BE IT FURTHER RESOLVED that the Board affirms its support for the duly elected Sheriff of Dolores County, Colorado in the exercise of his sound discretion and affirms its resolve to support decisions by the Sheriff regarding enforcement of laws related to the possible infringement of Second Amendment rights.
BE IT FURTHER RESOLVED that the Board encourages all appropriate agencies to take reasonable steps to ensure that there is available to all persons, appropriate mental health and substance abuse services.

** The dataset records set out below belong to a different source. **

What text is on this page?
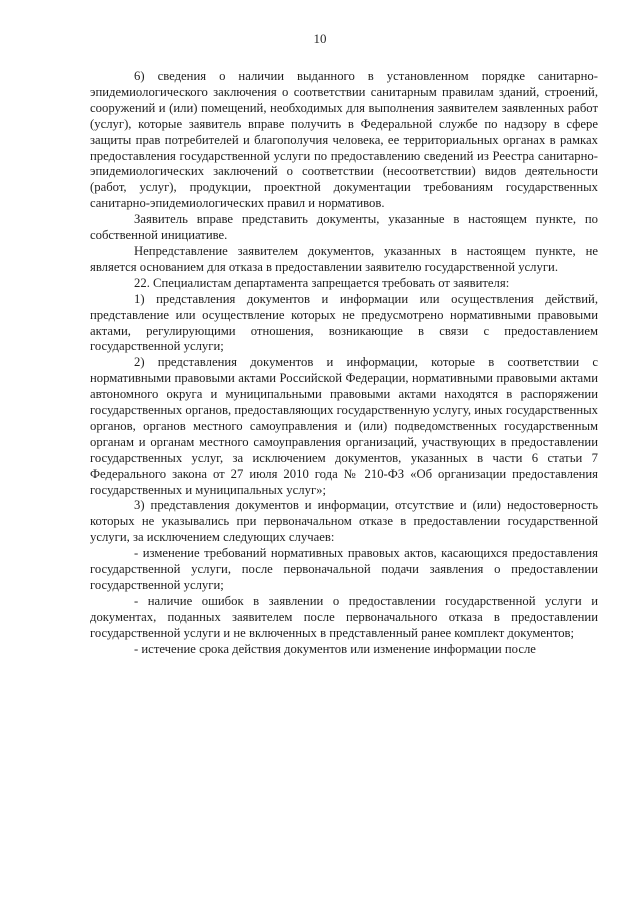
10

6) сведения о наличии выданного в установленном порядке санитарно-эпидемиологического заключения о соответствии санитарным правилам зданий, строений, сооружений и (или) помещений, необходимых для выполнения заявителем заявленных работ (услуг), которые заявитель вправе получить в Федеральной службе по надзору в сфере защиты прав потребителей и благополучия человека, ее территориальных органах в рамках предоставления государственной услуги по предоставлению сведений из Реестра санитарно-эпидемиологических заключений о соответствии (несоответствии) видов деятельности (работ, услуг), продукции, проектной документации требованиям государственных санитарно-эпидемиологических правил и нормативов.

Заявитель вправе представить документы, указанные в настоящем пункте, по собственной инициативе.

Непредставление заявителем документов, указанных в настоящем пункте, не является основанием для отказа в предоставлении заявителю государственной услуги.

22. Специалистам департамента запрещается требовать от заявителя:

1) представления документов и информации или осуществления действий, представление или осуществление которых не предусмотрено нормативными правовыми актами, регулирующими отношения, возникающие в связи с предоставлением государственной услуги;

2) представления документов и информации, которые в соответствии с нормативными правовыми актами Российской Федерации, нормативными правовыми актами автономного округа и муниципальными правовыми актами находятся в распоряжении государственных органов, предоставляющих государственную услугу, иных государственных органов, органов местного самоуправления и (или) подведомственных государственным органам и органам местного самоуправления организаций, участвующих в предоставлении государственных услуг, за исключением документов, указанных в части 6 статьи 7 Федерального закона от 27 июля 2010 года № 210-ФЗ «Об организации предоставления государственных и муниципальных услуг»;

3) представления документов и информации, отсутствие и (или) недостоверность которых не указывались при первоначальном отказе в предоставлении государственной услуги, за исключением следующих случаев:

- изменение требований нормативных правовых актов, касающихся предоставления государственной услуги, после первоначальной подачи заявления о предоставлении государственной услуги;

- наличие ошибок в заявлении о предоставлении государственной услуги и документах, поданных заявителем после первоначального отказа в предоставлении государственной услуги и не включенных в представленный ранее комплект документов;

- истечение срока действия документов или изменение информации после
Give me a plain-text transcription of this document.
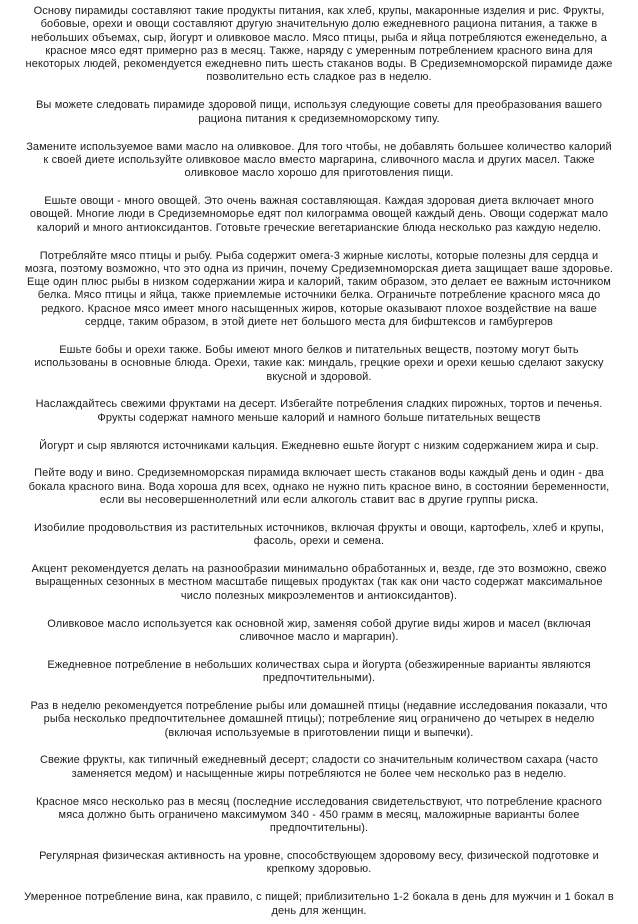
Основу пирамиды составляют такие продукты питания, как хлеб, крупы, макаронные изделия и рис. Фрукты, бобовые, орехи и овощи составляют другую значительную долю ежедневного рациона питания, а также в небольших объемах, сыр, йогурт и оливковое масло. Мясо птицы, рыба и яйца потребляются еженедельно, а красное мясо едят примерно раз в месяц. Также, наряду с умеренным потреблением красного вина для некоторых людей, рекомендуется ежедневно пить шесть стаканов воды. В Средиземноморской пирамиде даже позволительно есть сладкое раз в неделю.

Вы можете следовать пирамиде здоровой пищи, используя следующие советы для преобразования вашего рациона питания к средиземноморскому типу.

Замените используемое вами масло на оливковое. Для того чтобы, не добавлять большее количество калорий к своей диете используйте оливковое масло вместо маргарина, сливочного масла и других масел. Также оливковое масло хорошо для приготовления пищи.

Ешьте овощи - много овощей. Это очень важная составляющая. Каждая здоровая диета включает много овощей. Многие люди в Средиземноморье едят пол килограмма овощей каждый день. Овощи содержат мало калорий и много антиоксидантов. Готовьте греческие вегетарианские блюда несколько раз каждую неделю.

Потребляйте мясо птицы и рыбу. Рыба содержит омега-3 жирные кислоты, которые полезны для сердца и мозга, поэтому возможно, что это одна из причин, почему Средиземноморская диета защищает ваше здоровье. Еще один плюс рыбы в низком содержании жира и калорий, таким образом, это делает ее важным источником белка. Мясо птицы и яйца, также приемлемые источники белка. Ограничьте потребление красного мяса до редкого. Красное мясо имеет много насыщенных жиров, которые оказывают плохое воздействие на ваше сердце, таким образом, в этой диете нет большого места для бифштексов и гамбургеров

Ешьте бобы и орехи также. Бобы имеют много белков и питательных веществ, поэтому могут быть использованы в основные блюда. Орехи, такие как: миндаль, грецкие орехи и орехи кешью сделают закуску вкусной и здоровой.

Наслаждайтесь свежими фруктами на десерт. Избегайте потребления сладких пирожных, тортов и печенья. Фрукты содержат намного меньше калорий и намного больше питательных веществ

Йогурт и сыр являются источниками кальция. Ежедневно ешьте йогурт с низким содержанием жира и сыр.

Пейте воду и вино. Средиземноморская пирамида включает шесть стаканов воды каждый день и один - два бокала красного вина. Вода хороша для всех, однако не нужно пить красное вино, в состоянии беременности, если вы несовершеннолетний или если алкоголь ставит вас в другие группы риска.

Изобилие продовольствия из растительных источников, включая фрукты и овощи, картофель, хлеб и крупы, фасоль, орехи и семена.

Акцент рекомендуется делать на разнообразии минимально обработанных и, везде, где это возможно, свежо выращенных сезонных в местном масштабе пищевых продуктах (так как они часто содержат максимальное число полезных микроэлементов и антиоксидантов).

Оливковое масло используется как основной жир, заменяя собой другие виды жиров и масел (включая сливочное масло и маргарин).

Ежедневное потребление в небольших количествах сыра и йогурта (обезжиренные варианты являются предпочтительными).

Раз в неделю рекомендуется потребление рыбы или домашней птицы (недавние исследования показали, что рыба несколько предпочтительнее домашней птицы); потребление яиц ограничено до четырех в неделю (включая используемые в приготовлении пищи и выпечки).

Свежие фрукты, как типичный ежедневный десерт; сладости со значительным количеством сахара (часто заменяется медом) и насыщенные жиры потребляются не более чем несколько раз в неделю.

Красное мясо несколько раз в месяц (последние исследования свидетельствуют, что потребление красного мяса должно быть ограничено максимумом 340 - 450 грамм в месяц, маложирные варианты более предпочтительны).

Регулярная физическая активность на уровне, способствующем здоровому весу, физической подготовке и крепкому здоровью.

Умеренное потребление вина, как правило, с пищей; приблизительно 1-2 бокала в день для мужчин и 1 бокал в день для женщин.
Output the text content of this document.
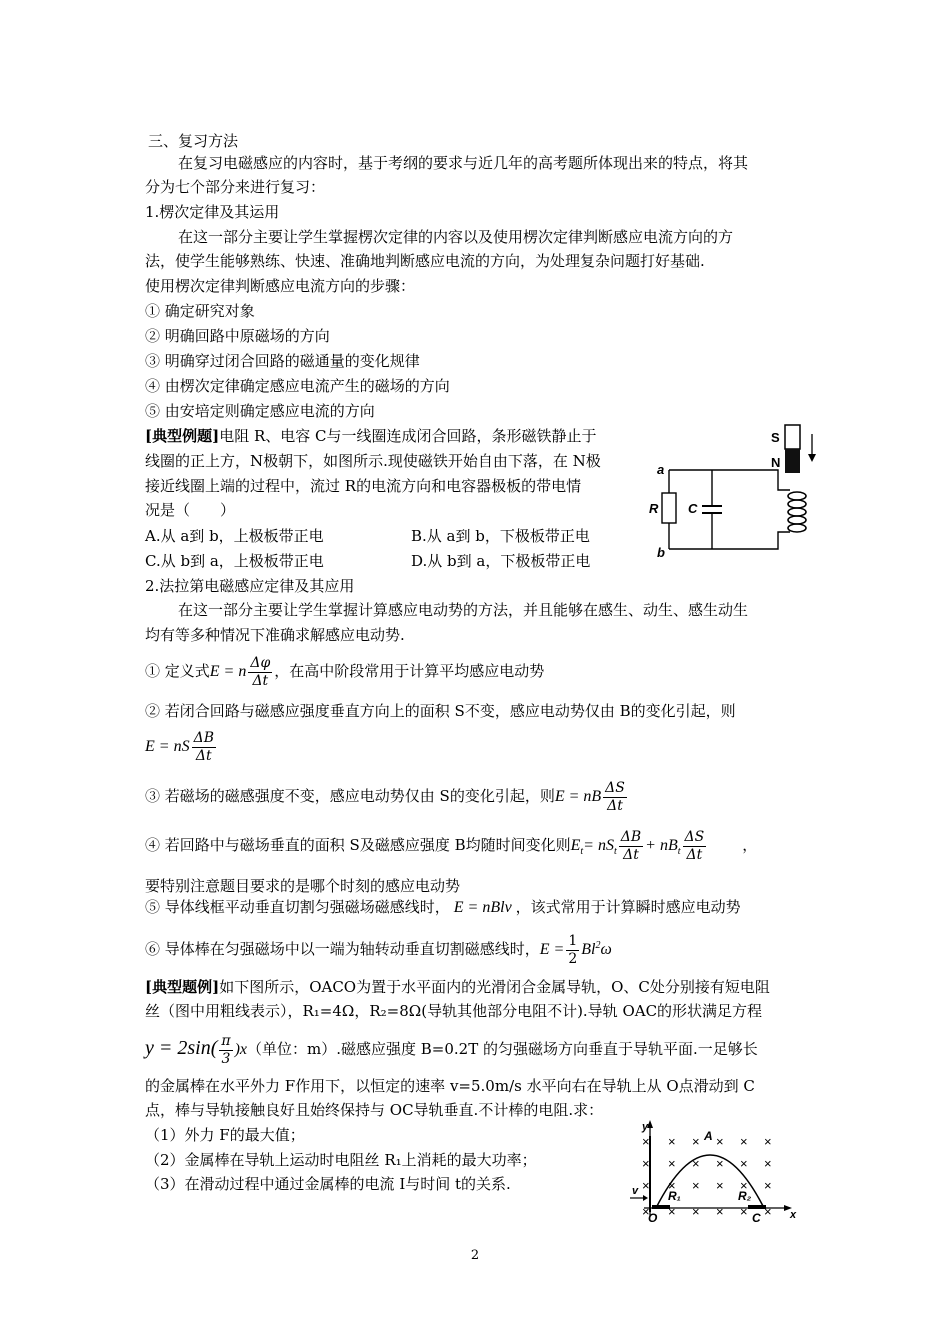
三、复习方法
在复习电磁感应的内容时，基于考纲的要求与近几年的高考题所体现出来的特点，将其
分为七个部分来进行复习：
1.楞次定律及其运用
在这一部分主要让学生掌握楞次定律的内容以及使用楞次定律判断感应电流方向的方
法，使学生能够熟练、快速、准确地判断感应电流的方向，为处理复杂问题打好基础.
使用楞次定律判断感应电流方向的步骤：
① 确定研究对象
② 明确回路中原磁场的方向
③ 明确穿过闭合回路的磁通量的变化规律
④ 由楞次定律确定感应电流产生的磁场的方向
⑤ 由安培定则确定感应电流的方向
[典型例题]电阻 R、电容 C与一线圈连成闭合回路，条形磁铁静止于
线圈的正上方，N极朝下，如图所示.现使磁铁开始自由下落，在 N极
接近线圈上端的过程中，流过 R的电流方向和电容器极板的带电情
况是（　　）
A.从 a到 b，上极板带正电	B.从 a到 b，下极板带正电
C.从 b到 a，上极板带正电	D.从 b到 a，下极板带正电
S
N
a
b
R C
2.法拉第电磁感应定律及其应用
在这一部分主要让学生掌握计算感应电动势的方法，并且能够在感生、动生、感生动生
均有等多种情况下准确求解感应电动势.
① 定义式E = n $\frac{\Delta\varphi}{\Delta t}$ ，在高中阶段常用于计算平均感应电动势
② 若闭合回路与磁感应强度垂直方向上的面积 S不变，感应电动势仅由 B的变化引起，则
E = nS $\frac{\Delta B}{\Delta t}$
③ 若磁场的磁感强度不变，感应电动势仅由 S的变化引起，则E = nB $\frac{\Delta S}{\Delta t}$
④ 若回路中与磁场垂直的面积 S及磁感应强度 B均随时间变化则$E_t= nS_t \frac{\Delta B}{\Delta t} + nB_t \frac{\Delta S}{\Delta t}$ ，
要特别注意题目要求的是哪个时刻的感应电动势
⑤ 导体线框平动垂直切割匀强磁场磁感线时， E = nBlv ，该式常用于计算瞬时感应电动势
⑥ 导体棒在匀强磁场中以一端为轴转动垂直切割磁感线时，$E = \frac{1}{2} Bl^2\omega$
[典型题例]如下图所示，OACO为置于水平面内的光滑闭合金属导轨，O、C处分别接有短电阻
丝（图中用粗线表示），R₁=4Ω，R₂=8Ω(导轨其他部分电阻不计).导轨 OAC的形状满足方程
$y = 2\sin( \frac{\pi}{3} )x$（单位：m）.磁感应强度 B=0.2T 的匀强磁场方向垂直于导轨平面.一足够长
的金属棒在水平外力 F作用下，以恒定的速率 v=5.0m/s 水平向右在导轨上从 O点滑动到 C
点，棒与导轨接触良好且始终保持与 OC导轨垂直.不计棒的电阻.求：
（1）外力 F的最大值；
（2）金属棒在导轨上运动时电阻丝 R₁上消耗的最大功率；
（3）在滑动过程中通过金属棒的电流 I与时间 t的关系.
× × × × × ×
× × × × × ×
× × × × × ×
× × × × × ×
y
x
O	C
A
R₁	R₂
v
2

BE IT FURTHER RESOLVED that the Board encourages the Sheriff, as well as all other appropriate agencies to adopt the focus of identification and evaluation of persons in need of mental health or substance abuse services, along with locating said services, as the primary focus of any attempts at preventing the possible dangers of firearm possession by persons in need.